Transit and quasi-transit

Goods in transit are goods entering and leaving a country with the exclusive purpose of reaching another country. They are excluded from the trade in goods statistics of the transit Member State if they are simply transported through the national territory or if they are stopped in that Member State but only for transport reasons (simple transit).

Quasi-transit occurs when goods are brought into or taken out of a Member State to be declared there as imports/exports for customs or tax purposes without this Member State having acquired ownership of the goods. In contrast to simple transit, quasi-transit has to be recorded in European international trade in goods statistics.

To illustrate these two concepts consider the following two trade flows:

  1. Simple transit: goods are shipped from Sweden to Austria, going over sea to the Netherlands and then overland through Belgium, Luxembourg and Germany before arriving in Austria;
  2. Quasi transit: goods are shipped from China to Austria, going over sea to the Netherlands and then follow the same overland route as above before arriving in Austria.

The difference in the two cases is that as soon as the goods are cleared by customs when entering the EU from a non-EU country, they change from being non-EU goods to EU goods and are consequently in free circulation within the single market.
For that reason, in the first case only the transaction between Sweden and Austria is recorded.
In the second case, two transactions must be recorded: from China to the Netherlands and from the Netherlands to Austria.

Transit quasi-transit-03.jpg


Rotterdam effect

In the example for trade between Sweden or China and Austria, Rotterdam was deliberately chosen as the port of entry as it is the largest sea port in the EU. The impact of the high volumes of quasi-transit in the statistics for some EU Member States is known as the Rotterdam effect.
However, the same phenomenon can occur for any EU port (e.g. Antwerp or Riga) or airport (e.g. Luxembourg) that handles imports of extra-EU goods.

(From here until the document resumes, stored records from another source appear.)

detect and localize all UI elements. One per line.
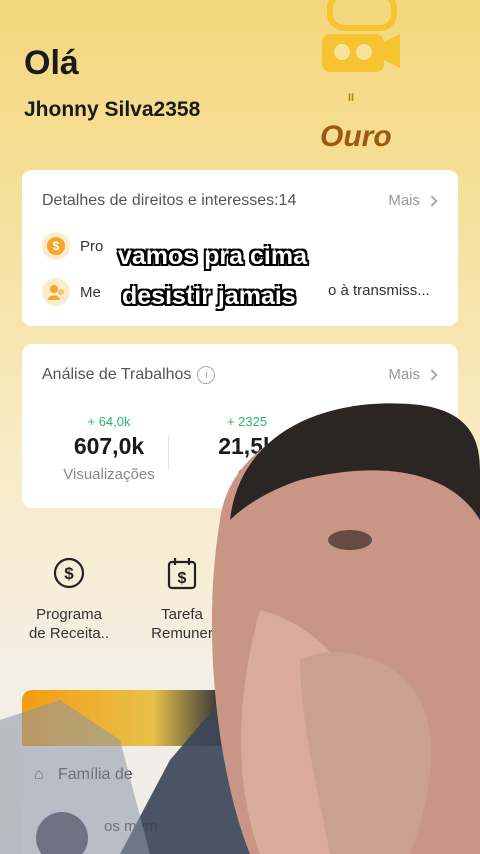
rights-row-member[interactable]: Me: [42, 278, 101, 306]
stat-views[interactable]: + 64,0k 607,0k Visualizações: [44, 414, 174, 483]
rights-card-title: Detalhes de direitos e interesses:14: [42, 192, 297, 209]
works-card-title: Análise de Trabalhos: [42, 366, 192, 384]
overlay-caption-line2: desistir jamais: [122, 282, 296, 310]
rights-row-program[interactable]: $ Pro: [42, 232, 103, 260]
overlay-caption-line1: vamos pra cima: [118, 242, 307, 270]
member-icon: [42, 278, 70, 306]
stat-delta: + 2325: [226, 414, 268, 429]
rights-row-label: Pro: [80, 237, 104, 255]
tool-label-line1: Programa: [36, 606, 102, 623]
works-more-link[interactable]: Mais: [388, 366, 438, 383]
rights-more-label: Mais: [388, 192, 420, 209]
coin-icon: $: [42, 232, 70, 260]
works-analysis-card[interactable]: Análise de Trabalhos i Mais + 64,0k 607,0…: [22, 344, 458, 508]
stat-likes[interactable]: + 2325 21,5k Cu: [192, 414, 302, 483]
works-more-label: Mais: [388, 366, 420, 383]
stat-delta: + 64,0k: [87, 414, 131, 429]
stat-label: Cu: [237, 466, 257, 483]
stat-label: Visualizações: [63, 466, 155, 483]
works-card-title-wrap: Análise de Trabalhos i: [42, 366, 216, 384]
family-card[interactable]: ⌂ Família de os mem: [22, 690, 458, 854]
tool-label-line1: Tarefa: [161, 606, 203, 623]
chevron-right-icon: [426, 194, 438, 207]
badge-level: II: [348, 92, 355, 104]
dollar-circle-icon: $: [53, 557, 85, 589]
avatar: [36, 812, 88, 854]
stat-value: 21,5k: [218, 433, 276, 459]
tool-label-line2: Remuner: [151, 625, 213, 642]
username: Jhonny Silva2358: [24, 98, 201, 121]
tool-label-line2: de Receita..: [28, 625, 110, 642]
dollar-calendar-icon: $: [167, 558, 197, 590]
family-title: Família de: [58, 766, 133, 783]
rights-row-tail: o à transmiss...: [328, 282, 430, 299]
stat-divider: [168, 436, 169, 470]
svg-text:$: $: [178, 570, 187, 587]
greeting-title: Olá: [24, 44, 79, 82]
stat-value: 607,0k: [73, 433, 145, 459]
svg-text:$: $: [64, 564, 74, 583]
home-icon: ⌂: [34, 766, 44, 783]
tool-revenue-program[interactable]: $ Programa de Receita..: [20, 556, 118, 643]
family-banner: [22, 690, 458, 746]
rights-more-link[interactable]: Mais: [388, 192, 438, 209]
info-icon[interactable]: i: [197, 366, 216, 384]
badge-label: Ouro: [320, 120, 392, 153]
chevron-right-icon: [426, 368, 438, 381]
family-subtitle: os mem: [104, 818, 158, 835]
rights-row-label: Me: [80, 283, 101, 301]
tool-paid-tasks[interactable]: $ Tarefa Remuner: [132, 556, 232, 643]
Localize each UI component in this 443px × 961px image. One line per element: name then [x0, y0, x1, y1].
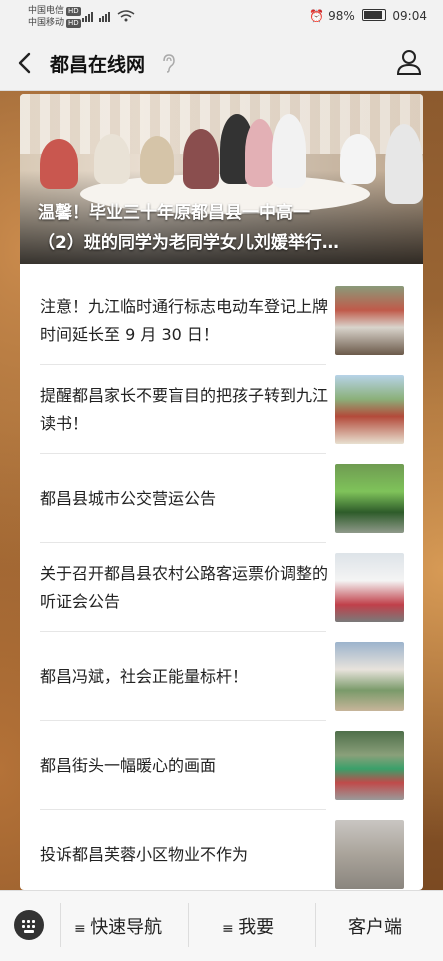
page-title: 都昌在线网 — [50, 54, 146, 76]
alarm-icon: ⏰ — [309, 9, 325, 23]
article-title: 都昌冯斌，社会正能量标杆！ — [40, 666, 249, 686]
list-item[interactable]: 投诉都昌芙蓉小区物业不作为 — [20, 810, 423, 890]
battery-icon — [361, 9, 386, 21]
list-item[interactable]: 关于召开都昌县农村公路客运票价调整的听证会公告 — [20, 543, 423, 632]
nav-bar: 都昌在线网 — [0, 36, 443, 91]
hero-banner[interactable]: 温馨！毕业三十年原都昌县一中高一 （2）班的同学为老同学女儿刘媛举行… — [20, 94, 423, 264]
hero-headline: 温馨！毕业三十年原都昌县一中高一 （2）班的同学为老同学女儿刘媛举行… — [38, 203, 339, 253]
want-button[interactable]: ≡ 我要 — [222, 913, 274, 939]
carrier-1: 中国电信 — [28, 6, 65, 16]
article-title: 提醒都昌家长不要盲目的把孩子转到九江读书！ — [40, 385, 329, 433]
carrier-2: 中国移动 — [28, 18, 65, 28]
article-thumbnail — [335, 553, 404, 622]
list-item[interactable]: 都昌冯斌，社会正能量标杆！ — [20, 632, 423, 721]
article-title: 都昌街头一幅暖心的画面 — [40, 755, 217, 775]
article-title: 都昌县城市公交营运公告 — [40, 488, 217, 508]
article-title: 注意！九江临时通行标志电动车登记上牌时间延长至 9 月 30 日！ — [40, 296, 329, 344]
listen-ear-icon[interactable] — [160, 53, 176, 73]
status-bar: 中国电信 HD 中国移动 HD ⏰ 98% 09:04 — [0, 0, 443, 36]
article-thumbnail — [335, 464, 404, 533]
list-item[interactable]: 都昌县城市公交营运公告 — [20, 454, 423, 543]
article-list: 注意！九江临时通行标志电动车登记上牌时间延长至 9 月 30 日！ 提醒都昌家长… — [20, 276, 423, 890]
clock: 09:04 — [392, 9, 427, 23]
client-app-button[interactable]: 客户端 — [348, 913, 402, 939]
article-thumbnail — [335, 820, 404, 889]
back-arrow-icon[interactable] — [14, 48, 36, 78]
list-item[interactable]: 注意！九江临时通行标志电动车登记上牌时间延长至 9 月 30 日！ — [20, 276, 423, 365]
article-thumbnail — [335, 286, 404, 355]
article-title: 关于召开都昌县农村公路客运票价调整的听证会公告 — [40, 563, 329, 611]
signal-wifi-icon — [82, 9, 140, 26]
list-item[interactable]: 提醒都昌家长不要盲目的把孩子转到九江读书！ — [20, 365, 423, 454]
article-thumbnail — [335, 731, 404, 800]
article-thumbnail — [335, 375, 404, 444]
content-card: 温馨！毕业三十年原都昌县一中高一 （2）班的同学为老同学女儿刘媛举行… 注意！九… — [20, 94, 423, 890]
list-item[interactable]: 都昌街头一幅暖心的画面 — [20, 721, 423, 810]
menu-lines-icon: ≡ — [74, 921, 91, 937]
quick-nav-button[interactable]: ≡ 快速导航 — [74, 913, 162, 939]
keyboard-icon[interactable] — [14, 910, 44, 940]
status-right: ⏰ 98% 09:04 — [309, 9, 427, 23]
carrier-info: 中国电信 HD 中国移动 HD — [28, 6, 81, 28]
article-thumbnail — [335, 642, 404, 711]
menu-lines-icon: ≡ — [222, 921, 239, 937]
battery-percent: 98% — [328, 9, 355, 23]
user-profile-icon[interactable] — [395, 48, 423, 76]
bottom-toolbar: ≡ 快速导航 ≡ 我要 客户端 — [0, 890, 443, 961]
article-title: 投诉都昌芙蓉小区物业不作为 — [40, 844, 249, 864]
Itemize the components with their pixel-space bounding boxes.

Trade flows reported by the Netherlands are regarded as being over-estimated because of quasi-transit trade:

  1. Goods destined for other EU Member States arrive in Rotterdam and, according to EU rules, are recorded as extra-EU imports by the Netherlands (the country where goods are released for free circulation). This in turn increases the intra-EU exports from the Netherlands to those Member States to which the goods are re-exported;
  2. The same happens for goods from other EU Member States destined for non-member countries that pass through Rotterdam; these goods are recorded in the Netherlands as intra-EU imports and then as extra-EU exports.